Product Discovery
Rapidly validate product ideas and reduce risk before committing engineering
Product Discovery
Core Philosophy
Product discovery is the process of reducing four key risks before building: value risk (will customers want it?), usability risk (can they use it?), feasibility risk (can we build it?), and business viability risk (does it work for the business?). Discovery separates deciding what to build from building it, ensuring that engineering effort is invested in validated ideas rather than untested assumptions. The cheapest way to learn is before writing code.
Key Techniques
- Assumption Mapping: List every assumption underlying a product idea, rank them by risk and importance, and design experiments to test the most critical ones first.
- Rapid Prototyping: Build lightweight prototypes (paper, Figma, coded prototypes) that test specific hypotheses without full engineering investment.
- Fake Door Tests: Place a feature entry point in the product that measures interest (clicks) before building the feature behind it.
- Concierge MVP: Deliver the proposed value manually to a small number of customers to validate demand before automating with technology.
- Customer Problem Interviews: Structured conversations focused on understanding the customer's problem and current workarounds, conducted before proposing any solution.

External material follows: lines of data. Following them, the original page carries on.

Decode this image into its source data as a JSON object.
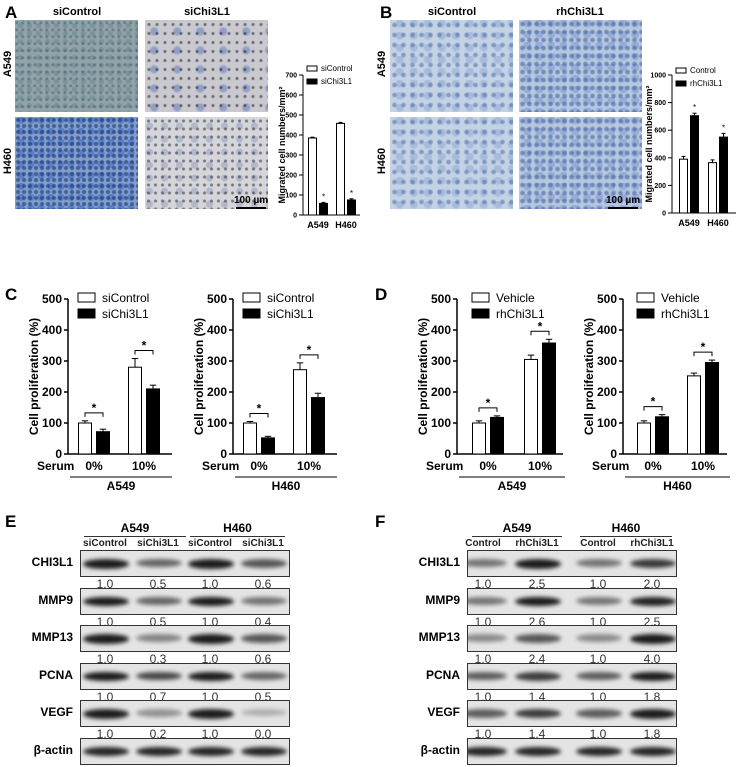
{
  "panel_labels": {
    "A": "A",
    "B": "B",
    "C": "C",
    "D": "D",
    "E": "E",
    "F": "F"
  },
  "micrographs": {
    "A": {
      "cols": [
        "siControl",
        "siChi3L1"
      ],
      "rows": [
        "A549",
        "H460"
      ],
      "scale_bar": "100 µm"
    },
    "B": {
      "cols": [
        "siControl",
        "rhChi3L1"
      ],
      "rows": [
        "A549",
        "H460"
      ],
      "scale_bar": "100 µm"
    }
  },
  "chart_data": [
    {
      "id": "A",
      "type": "bar",
      "title": "",
      "xlabel": "",
      "ylabel": "Migrated cell numbers/mm²",
      "categories": [
        "A549",
        "H460"
      ],
      "ylim": [
        0,
        700
      ],
      "yticks": [
        "0",
        "100",
        "200",
        "300",
        "400",
        "500",
        "600",
        "700"
      ],
      "series": [
        {
          "name": "siControl",
          "values": [
            385,
            458
          ],
          "errors": [
            4,
            5
          ],
          "color": "#ffffff"
        },
        {
          "name": "siChi3L1",
          "values": [
            58,
            75
          ],
          "errors": [
            5,
            6
          ],
          "color": "#000000"
        }
      ],
      "significance": [
        "*",
        "*"
      ],
      "legend": "top-right",
      "grid": false
    },
    {
      "id": "B",
      "type": "bar",
      "title": "",
      "xlabel": "",
      "ylabel": "Migrated cell numbers/mm²",
      "categories": [
        "A549",
        "H460"
      ],
      "ylim": [
        0,
        1000
      ],
      "yticks": [
        "0",
        "200",
        "400",
        "600",
        "800",
        "1000"
      ],
      "series": [
        {
          "name": "Control",
          "values": [
            390,
            365
          ],
          "errors": [
            20,
            20
          ],
          "color": "#ffffff"
        },
        {
          "name": "rhChi3L1",
          "values": [
            705,
            550
          ],
          "errors": [
            18,
            27
          ],
          "color": "#000000"
        }
      ],
      "significance": [
        "*",
        "*"
      ],
      "legend": "top-right",
      "grid": false
    },
    {
      "id": "C1",
      "type": "bar",
      "title": "",
      "xlabel": "Serum",
      "group_label": "A549",
      "ylabel": "Cell proliferation  (%)",
      "categories": [
        "0%",
        "10%"
      ],
      "ylim": [
        0,
        500
      ],
      "yticks": [
        "0",
        "100",
        "200",
        "300",
        "400",
        "500"
      ],
      "series": [
        {
          "name": "siControl",
          "values": [
            100,
            280
          ],
          "errors": [
            7,
            28
          ],
          "color": "#ffffff"
        },
        {
          "name": "siChi3L1",
          "values": [
            72,
            210
          ],
          "errors": [
            8,
            12
          ],
          "color": "#000000"
        }
      ],
      "significance": [
        "*",
        "*"
      ],
      "legend": "top-right",
      "grid": false
    },
    {
      "id": "C2",
      "type": "bar",
      "title": "",
      "xlabel": "Serum",
      "group_label": "H460",
      "ylabel": "Cell proliferation  (%)",
      "categories": [
        "0%",
        "10%"
      ],
      "ylim": [
        0,
        500
      ],
      "yticks": [
        "0",
        "100",
        "200",
        "300",
        "400",
        "500"
      ],
      "series": [
        {
          "name": "siControl",
          "values": [
            100,
            272
          ],
          "errors": [
            5,
            22
          ],
          "color": "#ffffff"
        },
        {
          "name": "siChi3L1",
          "values": [
            52,
            182
          ],
          "errors": [
            5,
            14
          ],
          "color": "#000000"
        }
      ],
      "significance": [
        "*",
        "*"
      ],
      "legend": "top-right",
      "grid": false
    },
    {
      "id": "D1",
      "type": "bar",
      "title": "",
      "xlabel": "Serum",
      "group_label": "A549",
      "ylabel": "Cell proliferation  (%)",
      "categories": [
        "0%",
        "10%"
      ],
      "ylim": [
        0,
        500
      ],
      "yticks": [
        "0",
        "100",
        "200",
        "300",
        "400",
        "500"
      ],
      "series": [
        {
          "name": "Vehicle",
          "values": [
            100,
            305
          ],
          "errors": [
            7,
            14
          ],
          "color": "#ffffff"
        },
        {
          "name": "rhChi3L1",
          "values": [
            118,
            358
          ],
          "errors": [
            5,
            12
          ],
          "color": "#000000"
        }
      ],
      "significance": [
        "*",
        "*"
      ],
      "legend": "top-right",
      "grid": false
    },
    {
      "id": "D2",
      "type": "bar",
      "title": "",
      "xlabel": "Serum",
      "group_label": "H460",
      "ylabel": "Cell proliferation  (%)",
      "categories": [
        "0%",
        "10%"
      ],
      "ylim": [
        0,
        500
      ],
      "yticks": [
        "0",
        "100",
        "200",
        "300",
        "400",
        "500"
      ],
      "series": [
        {
          "name": "Vehicle",
          "values": [
            100,
            252
          ],
          "errors": [
            7,
            9
          ],
          "color": "#ffffff"
        },
        {
          "name": "rhChi3L1",
          "values": [
            120,
            295
          ],
          "errors": [
            7,
            8
          ],
          "color": "#000000"
        }
      ],
      "significance": [
        "*",
        "*"
      ],
      "legend": "top-right",
      "grid": false
    }
  ],
  "blots": {
    "E": {
      "groups": [
        "A549",
        "H460"
      ],
      "lanes": [
        "siControl",
        "siChi3L1",
        "siControl",
        "siChi3L1"
      ],
      "rows": [
        {
          "protein": "CHI3L1",
          "values": [
            "1.0",
            "0.5",
            "1.0",
            "0.6"
          ]
        },
        {
          "protein": "MMP9",
          "values": [
            "1.0",
            "0.5",
            "1.0",
            "0.4"
          ]
        },
        {
          "protein": "MMP13",
          "values": [
            "1.0",
            "0.3",
            "1.0",
            "0.6"
          ]
        },
        {
          "protein": "PCNA",
          "values": [
            "1.0",
            "0.7",
            "1.0",
            "0.5"
          ]
        },
        {
          "protein": "VEGF",
          "values": [
            "1.0",
            "0.2",
            "1.0",
            "0.0"
          ]
        },
        {
          "protein": "β-actin",
          "values": []
        }
      ]
    },
    "F": {
      "groups": [
        "A549",
        "H460"
      ],
      "lanes": [
        "Control",
        "rhChi3L1",
        "Control",
        "rhChi3L1"
      ],
      "rows": [
        {
          "protein": "CHI3L1",
          "values": [
            "1.0",
            "2.5",
            "1.0",
            "2.0"
          ]
        },
        {
          "protein": "MMP9",
          "values": [
            "1.0",
            "2.6",
            "1.0",
            "2.5"
          ]
        },
        {
          "protein": "MMP13",
          "values": [
            "1.0",
            "2.4",
            "1.0",
            "4.0"
          ]
        },
        {
          "protein": "PCNA",
          "values": [
            "1.0",
            "1.4",
            "1.0",
            "1.8"
          ]
        },
        {
          "protein": "VEGF",
          "values": [
            "1.0",
            "1.4",
            "1.0",
            "1.8"
          ]
        },
        {
          "protein": "β-actin",
          "values": []
        }
      ]
    }
  }
}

- Sprint-Based Discovery: Time-boxed discovery cycles (1-2 weeks) that produce evidence for or against proceeding with an initiative.
Best Practices
- Frame discovery around risks, not features. The question is not "should we build X?" but "what do we need to learn before deciding?"
- Set clear success criteria for each experiment before running it. Decide in advance what evidence would change your mind.
- Involve engineering in discovery from the start. Feasibility insight shapes which solutions are worth testing.
- Run multiple small experiments rather than one large one. Each experiment should answer a single focused question.
- Accept that most ideas will not survive discovery. A high kill rate is a sign of effective discovery, not failure.
- Time-box discovery to prevent analysis paralysis. Perfect evidence does not exist; sufficient evidence does.
Common Patterns
- Dual-Track Agile: Run discovery work in parallel with delivery work so there is always a pipeline of validated ideas ready for engineering.
- Opportunity Solution Tree: Map desired outcomes to opportunities (user needs) to solutions to experiments, creating a visual logic chain for product decisions.
- Design Sprint: A structured five-day process for rapidly prototyping and testing ideas with users, popularized by Google Ventures.
- Wizard of Oz: Present what appears to be a working product to users while actually performing the back-end work manually, testing the interface and value proposition before building the technology.
Anti-Patterns
- Skipping discovery and going straight to building because the team is "confident" in the idea. Confidence without evidence is the most common source of waste.
- Discovery theater — going through the motions without genuine openness to learning that the idea is wrong.
- Over-investing in discovery for low-risk ideas. Not every feature needs extensive validation; reserve deep discovery for high-stakes bets.
- Testing solutions without validating the problem first. A beautiful solution to a problem nobody has is still a waste.
- Treating discovery as a one-time phase rather than a continuous practice integrated into the team's weekly rhythm.
- Ignoring qualitative signals because they are not statistically significant. Five users struggling with the same task is a strong signal.